Il suo profilo si delinea quindi come quello di un factotum dalle molteplici competenze, che avrebbe messo la sua esperienza e i suoi contatti al servizio del presunto mandante per orchestrare l'agguato, curando i passaggi operativi e logistici tra il vertice e il commando. Gli inquirenti avevano intercettato le sue quattro utenze telefoniche già nel maggio 2025, seguendo le tracce di una rete di relazioni che avrebbe portato all'attentato.
I ruoli e le dichiarazioni degli esecutori materiali
Gli esecutori materiali, arrestati alla fine di giugno, sono Pellegrino D'Avino, sua moglie Marika De Filippis, Saverio Mutone e Antonio Passariello. L'ipotesi accusatoria attribuisce a D'Avino un ruolo chiave, quello di aver curato l'approvvigionamento dell'esplosivo, una "gelatina da cava" dalla straordinaria capacità distruttiva, e di aver partecipato al sopralluogo dell'abitazione di Ranucci il 10 ottobre 2025.

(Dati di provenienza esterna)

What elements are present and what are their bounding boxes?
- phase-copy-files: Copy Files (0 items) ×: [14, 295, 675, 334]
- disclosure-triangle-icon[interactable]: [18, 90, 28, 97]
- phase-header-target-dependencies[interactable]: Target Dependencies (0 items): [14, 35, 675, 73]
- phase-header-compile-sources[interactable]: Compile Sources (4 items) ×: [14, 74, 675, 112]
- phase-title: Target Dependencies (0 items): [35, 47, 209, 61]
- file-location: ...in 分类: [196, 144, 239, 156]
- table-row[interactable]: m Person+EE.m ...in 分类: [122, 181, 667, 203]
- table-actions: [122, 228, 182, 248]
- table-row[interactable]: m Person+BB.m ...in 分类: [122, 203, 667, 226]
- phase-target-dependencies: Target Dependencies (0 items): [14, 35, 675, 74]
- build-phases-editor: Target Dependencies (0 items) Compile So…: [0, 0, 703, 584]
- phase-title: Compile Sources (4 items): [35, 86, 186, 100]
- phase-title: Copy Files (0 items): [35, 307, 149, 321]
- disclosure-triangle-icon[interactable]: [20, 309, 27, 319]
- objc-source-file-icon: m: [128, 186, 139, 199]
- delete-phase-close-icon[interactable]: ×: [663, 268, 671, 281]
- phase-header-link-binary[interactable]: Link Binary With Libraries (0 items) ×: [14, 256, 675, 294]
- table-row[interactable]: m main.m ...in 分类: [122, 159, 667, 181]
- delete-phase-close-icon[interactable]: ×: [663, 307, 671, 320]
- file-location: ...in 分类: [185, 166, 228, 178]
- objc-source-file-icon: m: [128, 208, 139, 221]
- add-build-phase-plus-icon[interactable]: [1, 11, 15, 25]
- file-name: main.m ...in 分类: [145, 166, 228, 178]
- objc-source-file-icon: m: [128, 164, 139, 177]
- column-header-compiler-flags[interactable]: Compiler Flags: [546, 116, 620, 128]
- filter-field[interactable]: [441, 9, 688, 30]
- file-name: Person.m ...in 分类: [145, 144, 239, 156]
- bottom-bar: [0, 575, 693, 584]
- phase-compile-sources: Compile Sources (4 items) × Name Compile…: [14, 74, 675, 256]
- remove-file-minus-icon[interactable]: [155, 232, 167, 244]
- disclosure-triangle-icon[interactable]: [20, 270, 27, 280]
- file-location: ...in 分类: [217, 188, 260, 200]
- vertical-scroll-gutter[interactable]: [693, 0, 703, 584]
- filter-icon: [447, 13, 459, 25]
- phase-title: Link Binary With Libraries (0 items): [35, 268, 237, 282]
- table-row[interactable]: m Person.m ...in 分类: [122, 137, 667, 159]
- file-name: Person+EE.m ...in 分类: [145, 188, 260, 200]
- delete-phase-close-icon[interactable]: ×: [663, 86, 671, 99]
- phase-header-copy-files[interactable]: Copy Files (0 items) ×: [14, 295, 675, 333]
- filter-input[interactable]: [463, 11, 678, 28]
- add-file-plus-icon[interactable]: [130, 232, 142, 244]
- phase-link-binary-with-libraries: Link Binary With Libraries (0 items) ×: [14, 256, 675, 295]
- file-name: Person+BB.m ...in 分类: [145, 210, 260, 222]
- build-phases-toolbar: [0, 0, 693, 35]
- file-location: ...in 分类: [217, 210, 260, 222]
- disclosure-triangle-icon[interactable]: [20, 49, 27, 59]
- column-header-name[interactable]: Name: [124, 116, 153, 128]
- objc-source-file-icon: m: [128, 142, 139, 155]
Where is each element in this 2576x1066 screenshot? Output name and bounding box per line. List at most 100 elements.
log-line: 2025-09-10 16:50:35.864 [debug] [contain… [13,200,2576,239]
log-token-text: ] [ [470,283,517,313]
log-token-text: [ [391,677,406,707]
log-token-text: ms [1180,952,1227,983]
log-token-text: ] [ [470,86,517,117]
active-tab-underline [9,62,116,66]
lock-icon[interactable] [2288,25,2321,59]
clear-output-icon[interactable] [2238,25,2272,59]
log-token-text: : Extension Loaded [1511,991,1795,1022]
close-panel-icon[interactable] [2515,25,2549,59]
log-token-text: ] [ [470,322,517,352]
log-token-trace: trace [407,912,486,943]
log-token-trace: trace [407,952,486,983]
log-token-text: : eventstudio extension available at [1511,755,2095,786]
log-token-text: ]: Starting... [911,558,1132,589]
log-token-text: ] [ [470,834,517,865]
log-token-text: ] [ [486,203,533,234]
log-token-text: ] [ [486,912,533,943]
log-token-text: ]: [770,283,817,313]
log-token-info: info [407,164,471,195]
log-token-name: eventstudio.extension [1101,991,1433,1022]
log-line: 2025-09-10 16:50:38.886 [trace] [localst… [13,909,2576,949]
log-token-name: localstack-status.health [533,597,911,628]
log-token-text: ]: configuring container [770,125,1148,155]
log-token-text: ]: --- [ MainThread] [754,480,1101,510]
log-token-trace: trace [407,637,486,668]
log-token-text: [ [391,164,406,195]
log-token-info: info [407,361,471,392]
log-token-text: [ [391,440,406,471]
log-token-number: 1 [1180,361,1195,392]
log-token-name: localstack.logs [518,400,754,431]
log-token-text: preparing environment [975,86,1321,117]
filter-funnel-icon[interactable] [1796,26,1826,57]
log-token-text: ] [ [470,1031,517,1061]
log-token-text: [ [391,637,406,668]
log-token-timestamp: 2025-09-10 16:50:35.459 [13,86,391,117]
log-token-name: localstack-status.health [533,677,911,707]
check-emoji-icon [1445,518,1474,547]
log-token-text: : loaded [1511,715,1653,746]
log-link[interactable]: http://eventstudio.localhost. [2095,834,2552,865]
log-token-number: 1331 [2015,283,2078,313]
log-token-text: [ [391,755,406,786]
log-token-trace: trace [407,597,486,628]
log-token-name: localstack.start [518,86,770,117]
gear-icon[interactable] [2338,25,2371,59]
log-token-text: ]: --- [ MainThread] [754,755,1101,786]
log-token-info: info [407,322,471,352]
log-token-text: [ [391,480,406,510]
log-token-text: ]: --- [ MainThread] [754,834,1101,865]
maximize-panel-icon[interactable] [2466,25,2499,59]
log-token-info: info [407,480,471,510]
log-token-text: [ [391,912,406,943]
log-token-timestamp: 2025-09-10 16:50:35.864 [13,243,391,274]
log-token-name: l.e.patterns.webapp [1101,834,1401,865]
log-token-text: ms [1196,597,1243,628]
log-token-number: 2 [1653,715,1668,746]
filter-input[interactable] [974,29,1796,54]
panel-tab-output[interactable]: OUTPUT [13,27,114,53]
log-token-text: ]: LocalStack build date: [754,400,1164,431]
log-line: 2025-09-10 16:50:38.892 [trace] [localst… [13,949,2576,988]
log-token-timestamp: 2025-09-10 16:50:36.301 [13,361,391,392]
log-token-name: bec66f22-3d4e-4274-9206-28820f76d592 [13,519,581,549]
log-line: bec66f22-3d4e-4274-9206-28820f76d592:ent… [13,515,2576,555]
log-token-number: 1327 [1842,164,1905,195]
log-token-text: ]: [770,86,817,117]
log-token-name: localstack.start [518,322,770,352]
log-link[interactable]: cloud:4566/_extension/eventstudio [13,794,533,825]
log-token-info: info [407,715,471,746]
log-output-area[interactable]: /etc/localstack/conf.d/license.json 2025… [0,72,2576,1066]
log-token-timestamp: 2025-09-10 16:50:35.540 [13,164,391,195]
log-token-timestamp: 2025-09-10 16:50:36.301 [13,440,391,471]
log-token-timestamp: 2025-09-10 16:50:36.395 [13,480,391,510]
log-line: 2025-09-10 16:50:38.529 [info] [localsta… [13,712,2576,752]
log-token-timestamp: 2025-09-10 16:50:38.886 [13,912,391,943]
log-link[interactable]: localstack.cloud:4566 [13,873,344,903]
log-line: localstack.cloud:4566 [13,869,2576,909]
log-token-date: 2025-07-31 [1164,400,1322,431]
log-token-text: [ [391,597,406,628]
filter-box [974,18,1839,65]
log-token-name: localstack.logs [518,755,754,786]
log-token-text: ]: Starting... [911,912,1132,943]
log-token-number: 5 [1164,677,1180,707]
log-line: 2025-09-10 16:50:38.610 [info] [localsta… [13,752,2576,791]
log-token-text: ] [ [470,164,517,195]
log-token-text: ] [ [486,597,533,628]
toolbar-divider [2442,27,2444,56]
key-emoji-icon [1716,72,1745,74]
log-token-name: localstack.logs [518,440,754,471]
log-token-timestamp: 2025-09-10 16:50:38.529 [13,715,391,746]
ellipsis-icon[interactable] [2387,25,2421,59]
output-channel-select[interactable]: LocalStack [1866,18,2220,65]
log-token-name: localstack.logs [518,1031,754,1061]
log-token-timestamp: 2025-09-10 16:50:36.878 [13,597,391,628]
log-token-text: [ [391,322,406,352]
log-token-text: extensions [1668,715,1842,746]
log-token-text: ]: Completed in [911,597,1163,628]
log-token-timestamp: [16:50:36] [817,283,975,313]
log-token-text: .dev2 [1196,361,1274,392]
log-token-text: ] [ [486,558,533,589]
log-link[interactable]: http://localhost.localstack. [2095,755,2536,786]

Sebbene gli arrestati abbiano tutti precedenti penali e risiedano nell'area tra Napoli e Avellino, secondo gli atti dell'inchiesta avrebbero agito su mandato di terze persone in cambio di denaro. Nel corso di un interrogatorio, Pellegrino D'Avino ha reso dichiarazioni spontanee, negando di conoscere Valter Lavitola e affermando di non sapere nemmeno chi fosse Ranucci, pur ammettendo di aver lavorato con Tavares in qualità di guardia di sicurezza in Campania.
La sua difesa punta a far cadere l'aggravante del metodo mafioso, ritenendo l'impianto accusatorio ancora da dimostrare.
L'attentato e il movente ancora da chiarire
L'attentato, che è costato a Ranucci la distruzione delle due auto parcheggiate davanti casa e alcuni danni alla proprietà, si inserisce in un quadro investigativo complesso. Sebbene la Dda di Roma abbia individuato gli esecutori materiali, il movente resta un'incognita. Lavitola, che ha fatto dichiarazioni spontanee negando ogni addebito, ha definito "fraterno" il rapporto che lo lega al giornalista.
Dal canto suo, Ranucci ha più volte ribadito la sua amicizia con l'imprenditore, dichiarandosi "sconcertato" dall'ipotesi che possa essere il mandante, e sostenendo che l'ordigno potesse essere un "messaggio a qualcun altro". Gli investigatori stanno anche scandagliando le frequentazioni tra i due e i possibili contatti in redazione, ritenendo questi aspetti "di interesse investigativo" per comprendere il possibile movente di un attacco che ha scosso il mondo del giornalismo italiano.
La ricerca dei mandanti, come ribadito dagli inquirenti, resta la partita più delicata dell'inchiesta.
Gli sviluppi finanziari dell'indagine
Un altro fronte aperto dalle indagini è quello dei flussi finanziari. Gli inquirenti stanno cercando di ricostruire il patrimonio di Lavitola e di comprendere l'entità dei fondi a sua disposizione, anche in relazione a possibili prelievi in contanti nelle giornate precedenti il blitz esplosivo. La lente d'ingrandimento è puntata in particolare sugli investimenti legati al mercato dei crediti di carbonio, in cui Lavitola sarebbe stato attivamente impegnato in Africa.
L'obiettivo è stabilire se vi siano state transazioni sospette che possano collegare il mandante alla pianificazione e all'esecuzione dell'attentato, un'indagine che si preannuncia complessa e dai risvolti internazionali.